Not tonight. The Tories wanted to use this debate to frame the argument between them and Labour… but Nick Clegg has not been sidelined, has not allowed himself to be love-smothered by Mr Brown and has done himself only good in this debate.
In the cutaways, David Cameron sometimes looked uncomfortable, didn’t dominate the event in the way that you might expect the main challenger for office to have done, even though he used popular (populist) examples to get his arguments across better than the prime minister.
They won’t be fed up in the Tory office but I think they will spot space for improvement in the third debate and they will be a bit worried about Nick Clegg’s performance.

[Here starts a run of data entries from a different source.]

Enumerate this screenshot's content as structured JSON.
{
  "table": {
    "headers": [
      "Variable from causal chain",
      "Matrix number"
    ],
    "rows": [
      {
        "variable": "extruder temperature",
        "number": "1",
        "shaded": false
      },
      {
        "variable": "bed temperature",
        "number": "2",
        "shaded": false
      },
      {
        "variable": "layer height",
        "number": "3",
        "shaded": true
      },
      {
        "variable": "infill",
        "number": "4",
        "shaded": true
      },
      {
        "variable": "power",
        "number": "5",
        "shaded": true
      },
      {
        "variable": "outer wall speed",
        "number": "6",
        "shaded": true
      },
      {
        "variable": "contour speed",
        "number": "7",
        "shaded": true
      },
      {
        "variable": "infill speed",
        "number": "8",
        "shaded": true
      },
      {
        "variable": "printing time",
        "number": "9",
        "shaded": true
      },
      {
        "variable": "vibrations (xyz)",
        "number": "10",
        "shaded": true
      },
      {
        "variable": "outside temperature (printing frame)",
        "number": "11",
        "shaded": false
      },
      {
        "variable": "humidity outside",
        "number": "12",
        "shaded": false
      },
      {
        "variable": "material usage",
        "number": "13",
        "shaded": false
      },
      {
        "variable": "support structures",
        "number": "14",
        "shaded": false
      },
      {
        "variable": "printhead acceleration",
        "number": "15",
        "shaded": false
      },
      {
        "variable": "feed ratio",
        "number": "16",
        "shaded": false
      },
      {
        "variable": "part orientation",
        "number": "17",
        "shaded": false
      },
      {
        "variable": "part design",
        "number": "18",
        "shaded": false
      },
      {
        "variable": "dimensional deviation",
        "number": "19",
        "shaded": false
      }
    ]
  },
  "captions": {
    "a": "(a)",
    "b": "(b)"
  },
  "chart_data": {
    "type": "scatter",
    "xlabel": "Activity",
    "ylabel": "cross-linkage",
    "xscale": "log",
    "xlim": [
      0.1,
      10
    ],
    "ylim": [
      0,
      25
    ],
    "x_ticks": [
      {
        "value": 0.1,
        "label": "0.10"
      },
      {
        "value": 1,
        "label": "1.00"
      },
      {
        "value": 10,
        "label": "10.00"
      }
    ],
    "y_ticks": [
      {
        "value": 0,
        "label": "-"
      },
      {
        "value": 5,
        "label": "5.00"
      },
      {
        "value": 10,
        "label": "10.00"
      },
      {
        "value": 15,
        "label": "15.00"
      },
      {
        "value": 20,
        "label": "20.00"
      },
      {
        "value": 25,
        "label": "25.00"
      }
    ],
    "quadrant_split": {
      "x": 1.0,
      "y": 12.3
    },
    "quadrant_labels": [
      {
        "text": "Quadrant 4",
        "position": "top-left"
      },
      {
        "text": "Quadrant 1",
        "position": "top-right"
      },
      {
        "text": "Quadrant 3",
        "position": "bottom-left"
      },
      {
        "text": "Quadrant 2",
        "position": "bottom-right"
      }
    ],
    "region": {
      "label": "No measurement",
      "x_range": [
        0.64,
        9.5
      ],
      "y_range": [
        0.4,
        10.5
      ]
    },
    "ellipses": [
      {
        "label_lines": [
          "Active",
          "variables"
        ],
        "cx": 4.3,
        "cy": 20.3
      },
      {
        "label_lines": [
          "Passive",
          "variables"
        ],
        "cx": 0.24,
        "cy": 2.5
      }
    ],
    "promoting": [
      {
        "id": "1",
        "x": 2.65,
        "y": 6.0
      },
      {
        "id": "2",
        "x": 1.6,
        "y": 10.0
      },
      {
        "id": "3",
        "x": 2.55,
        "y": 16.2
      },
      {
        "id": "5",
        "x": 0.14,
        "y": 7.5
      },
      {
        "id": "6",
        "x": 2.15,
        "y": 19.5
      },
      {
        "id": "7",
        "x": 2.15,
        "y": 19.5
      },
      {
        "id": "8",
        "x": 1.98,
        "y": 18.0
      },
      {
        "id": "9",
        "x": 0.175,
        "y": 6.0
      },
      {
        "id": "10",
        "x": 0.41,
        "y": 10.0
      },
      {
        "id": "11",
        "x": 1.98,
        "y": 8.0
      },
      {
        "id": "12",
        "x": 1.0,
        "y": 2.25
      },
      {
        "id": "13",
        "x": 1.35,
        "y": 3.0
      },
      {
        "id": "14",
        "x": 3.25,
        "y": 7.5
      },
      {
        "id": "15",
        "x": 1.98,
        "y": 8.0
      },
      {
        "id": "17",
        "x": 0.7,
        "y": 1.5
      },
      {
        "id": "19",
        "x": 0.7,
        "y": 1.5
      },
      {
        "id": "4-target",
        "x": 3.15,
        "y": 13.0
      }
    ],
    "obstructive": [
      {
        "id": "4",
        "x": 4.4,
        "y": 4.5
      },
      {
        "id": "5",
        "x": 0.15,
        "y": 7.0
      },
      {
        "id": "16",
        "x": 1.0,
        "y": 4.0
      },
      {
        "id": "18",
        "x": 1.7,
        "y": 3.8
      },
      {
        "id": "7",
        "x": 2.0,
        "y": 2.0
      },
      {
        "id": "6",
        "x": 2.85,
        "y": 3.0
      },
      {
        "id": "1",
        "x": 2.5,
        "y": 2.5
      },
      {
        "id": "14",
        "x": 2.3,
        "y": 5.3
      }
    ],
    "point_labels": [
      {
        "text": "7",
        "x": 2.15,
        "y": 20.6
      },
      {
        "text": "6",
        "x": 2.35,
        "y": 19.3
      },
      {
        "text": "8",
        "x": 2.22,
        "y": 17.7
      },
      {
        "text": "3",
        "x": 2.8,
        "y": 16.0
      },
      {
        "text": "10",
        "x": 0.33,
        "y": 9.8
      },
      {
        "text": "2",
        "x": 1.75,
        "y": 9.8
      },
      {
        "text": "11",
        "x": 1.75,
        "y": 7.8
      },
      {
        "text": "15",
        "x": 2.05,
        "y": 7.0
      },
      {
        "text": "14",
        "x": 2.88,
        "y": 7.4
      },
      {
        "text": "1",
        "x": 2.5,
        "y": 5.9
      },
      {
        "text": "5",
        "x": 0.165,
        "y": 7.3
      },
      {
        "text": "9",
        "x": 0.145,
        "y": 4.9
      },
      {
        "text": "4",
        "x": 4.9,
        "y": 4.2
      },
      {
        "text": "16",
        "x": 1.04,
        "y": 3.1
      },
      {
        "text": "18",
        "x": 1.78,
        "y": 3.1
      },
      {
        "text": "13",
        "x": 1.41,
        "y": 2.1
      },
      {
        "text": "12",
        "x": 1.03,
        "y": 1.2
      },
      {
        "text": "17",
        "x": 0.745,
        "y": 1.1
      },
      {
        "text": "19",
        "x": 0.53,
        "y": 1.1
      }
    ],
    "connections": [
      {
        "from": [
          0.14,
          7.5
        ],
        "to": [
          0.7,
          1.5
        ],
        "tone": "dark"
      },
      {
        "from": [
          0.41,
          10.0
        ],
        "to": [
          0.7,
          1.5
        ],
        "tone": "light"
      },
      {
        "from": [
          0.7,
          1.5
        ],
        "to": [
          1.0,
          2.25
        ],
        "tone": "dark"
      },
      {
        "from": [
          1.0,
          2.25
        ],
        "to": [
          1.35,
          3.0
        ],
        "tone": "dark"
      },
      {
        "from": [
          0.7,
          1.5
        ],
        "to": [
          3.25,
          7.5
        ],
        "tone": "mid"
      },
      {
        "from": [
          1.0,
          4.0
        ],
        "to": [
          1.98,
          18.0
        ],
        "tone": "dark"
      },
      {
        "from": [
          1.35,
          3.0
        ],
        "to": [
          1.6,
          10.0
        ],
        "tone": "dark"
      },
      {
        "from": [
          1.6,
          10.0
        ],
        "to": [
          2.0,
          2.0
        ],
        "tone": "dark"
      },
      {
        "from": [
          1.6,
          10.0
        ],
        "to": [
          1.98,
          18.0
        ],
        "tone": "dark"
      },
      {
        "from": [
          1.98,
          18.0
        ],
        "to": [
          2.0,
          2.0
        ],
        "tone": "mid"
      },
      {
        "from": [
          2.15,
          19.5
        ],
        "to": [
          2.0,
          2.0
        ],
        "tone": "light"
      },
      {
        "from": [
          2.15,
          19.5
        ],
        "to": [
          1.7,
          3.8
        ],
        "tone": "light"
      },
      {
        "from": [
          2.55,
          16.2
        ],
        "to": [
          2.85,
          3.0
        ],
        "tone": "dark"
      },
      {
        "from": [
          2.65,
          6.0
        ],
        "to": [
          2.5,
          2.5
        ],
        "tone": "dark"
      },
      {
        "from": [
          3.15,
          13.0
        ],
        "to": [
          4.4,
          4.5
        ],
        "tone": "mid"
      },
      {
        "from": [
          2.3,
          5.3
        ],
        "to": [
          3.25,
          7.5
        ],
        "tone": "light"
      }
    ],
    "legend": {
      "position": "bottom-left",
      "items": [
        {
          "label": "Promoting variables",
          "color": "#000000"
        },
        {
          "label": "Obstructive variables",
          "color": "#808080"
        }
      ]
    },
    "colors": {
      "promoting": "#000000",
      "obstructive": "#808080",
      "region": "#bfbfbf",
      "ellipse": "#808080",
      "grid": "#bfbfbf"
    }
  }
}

As for Gordon Brown, reciting a policy to last paragraph or a statistic to the last decimal point doesn’t get you breakthrough. But he can’t reinvent himself for the second and probably more importantly for the third debate because that would look barmy.
He must hope that the great British public are not assessing all this with the magnifying glass that we in this Spin Room are and are tuning in instead to the bigger message on the economy and risk which has so far consolidated his vote and held the Tories back from the lift off moment some of them really thought they would have had by now.